Juros altos e crédito restrito freiam vendas de carros, locadoras compram menos

O mercado automotivo brasileiro atravessa um período de intensa pressão, conforme apontam entidades do setor. A combinação de preços elevados para veículos novos, acesso restrito a financiamentos e taxas de juros em patamares elevados tem criado um cenário desafiador que impacta tanto fabricantes quanto consumidores e toda a cadeia de valor.

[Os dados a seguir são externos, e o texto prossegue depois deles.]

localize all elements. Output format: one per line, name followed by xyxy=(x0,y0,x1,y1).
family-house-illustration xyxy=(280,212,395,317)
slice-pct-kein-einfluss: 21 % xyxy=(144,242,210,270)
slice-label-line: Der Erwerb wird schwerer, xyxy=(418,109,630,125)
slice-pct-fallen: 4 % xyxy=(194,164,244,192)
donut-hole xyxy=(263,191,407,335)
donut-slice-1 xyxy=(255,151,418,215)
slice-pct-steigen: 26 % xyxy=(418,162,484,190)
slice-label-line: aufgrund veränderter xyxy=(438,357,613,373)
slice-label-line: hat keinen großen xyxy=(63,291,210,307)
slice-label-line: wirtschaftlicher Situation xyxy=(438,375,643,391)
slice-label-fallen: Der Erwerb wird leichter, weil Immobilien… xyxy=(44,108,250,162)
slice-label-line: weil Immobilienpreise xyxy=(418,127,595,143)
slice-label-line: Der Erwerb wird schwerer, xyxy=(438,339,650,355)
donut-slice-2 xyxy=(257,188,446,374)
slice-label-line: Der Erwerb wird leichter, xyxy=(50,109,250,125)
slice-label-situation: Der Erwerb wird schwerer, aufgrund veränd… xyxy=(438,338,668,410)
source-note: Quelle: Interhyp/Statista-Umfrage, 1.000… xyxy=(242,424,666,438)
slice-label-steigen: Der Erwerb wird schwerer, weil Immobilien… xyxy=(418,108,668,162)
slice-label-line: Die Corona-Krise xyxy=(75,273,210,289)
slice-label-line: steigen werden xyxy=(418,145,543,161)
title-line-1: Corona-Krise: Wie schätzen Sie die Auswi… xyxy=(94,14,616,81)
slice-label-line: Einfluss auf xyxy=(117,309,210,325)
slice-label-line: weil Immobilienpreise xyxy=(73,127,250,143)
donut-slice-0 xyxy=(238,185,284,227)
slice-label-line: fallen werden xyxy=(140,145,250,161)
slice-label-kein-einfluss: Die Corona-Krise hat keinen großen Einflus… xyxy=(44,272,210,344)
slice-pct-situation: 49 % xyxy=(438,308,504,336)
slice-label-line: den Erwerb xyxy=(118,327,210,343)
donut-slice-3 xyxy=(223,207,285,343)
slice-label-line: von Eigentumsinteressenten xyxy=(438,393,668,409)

A escalada nos preços dos veículos novos é uma das principais barreiras. Diversos fatores contribuíram para essa alta. Problemas persistentes na cadeia de suprimentos global, como a escassez de semicondutores e outros componentes, limitaram a produção, gerando uma oferta abaixo da demanda em certos períodos. Além disso, o aumento nos custos de insumos, matérias-primas e logística, impulsionado pela inflação global, foi repassado aos preços finais. Para o consumidor, isso significa que o sonho do carro zero-quilômetro se tornou significativamente mais caro, afastando uma parcela considerável da população que antes via a compra como acessível.

Paralelamente, a dificuldade de acesso ao crédito e as condições de financiamento mais restritivas amplificam o problema. Em um ambiente de incerteza econômica e inadimplência crescente, as instituições financeiras adotaram uma postura mais cautelosa. Isso se traduz em análises de crédito mais rigorosas, exigência de maiores entradas e prazos de pagamento potencialmente mais curtos para alguns perfis de consumidores. Muitos interessados que possuem a intenção de comprar um veículo novo não conseguem aprovação de crédito ou se deparam com condições financeiras inviáveis.

O terceiro pilar dessa pressão é a persistência de taxas de juros elevadas. A política monetária restritiva, implementada para combater a inflação, resultou em uma Selic – a taxa básica de juros – em patamares elevados. Essa taxa baliza todos os financiamentos na economia, incluindo os de veículos. Consequentemente, as parcelas mensais dos financiamentos se tornaram mais caras, elevando o custo total da aquisição de um automóvel a patamares proibitivos para muitos. Mesmo com a aprovação do crédito, o impacto dos juros altos nas mensalidades dissuade potenciais compradores, que calculam o valor final e desistem da compra.

O efeito combinado desses fatores é uma retração perceptível nas vendas de veículos novos. Concessionárias enfrentam desafios para escoar estoques, enquanto fabricantes precisam ajustar suas projeções de produção. A desaceleração afeta não apenas a venda direta ao consumidor, mas também a renovação de frotas de empresas e, notadamente, de locadoras. Com juros altos e crédito mais difícil, as locadoras, que são grandes compradoras de veículos zero-quilômetro, tendem a reduzir suas aquisições, optando por estender a vida útil de seus veículos atuais ou por modelos seminovos, gerando um efeito dominó negativo em toda a indústria.

As consequências dessa conjuntura são amplas. Além da queda nas vendas, há um impacto direto na geração de empregos na indústria automotiva e em seus segmentos correlatos, como autopeças, seguradoras e serviços de manutenção. O consumidor, por sua vez, tende a prolongar a vida útil de seus veículos existentes, a buscar alternativas no mercado de seminovos ou a considerar outras opções de mobilidade.

Para uma recuperação robusta do setor, é fundamental que haja uma melhora no cenário macroeconômico, com a estabilização da inflação e, consequentemente, a possibilidade de redução das taxas de juros. Somente assim o poder de compra do consumidor poderá ser restaurado, e as condições de financiamento se tornarão mais atrativas, reativando a demanda por veículos novos e impulsionando a vitalidade do mercado automotivo brasileiro.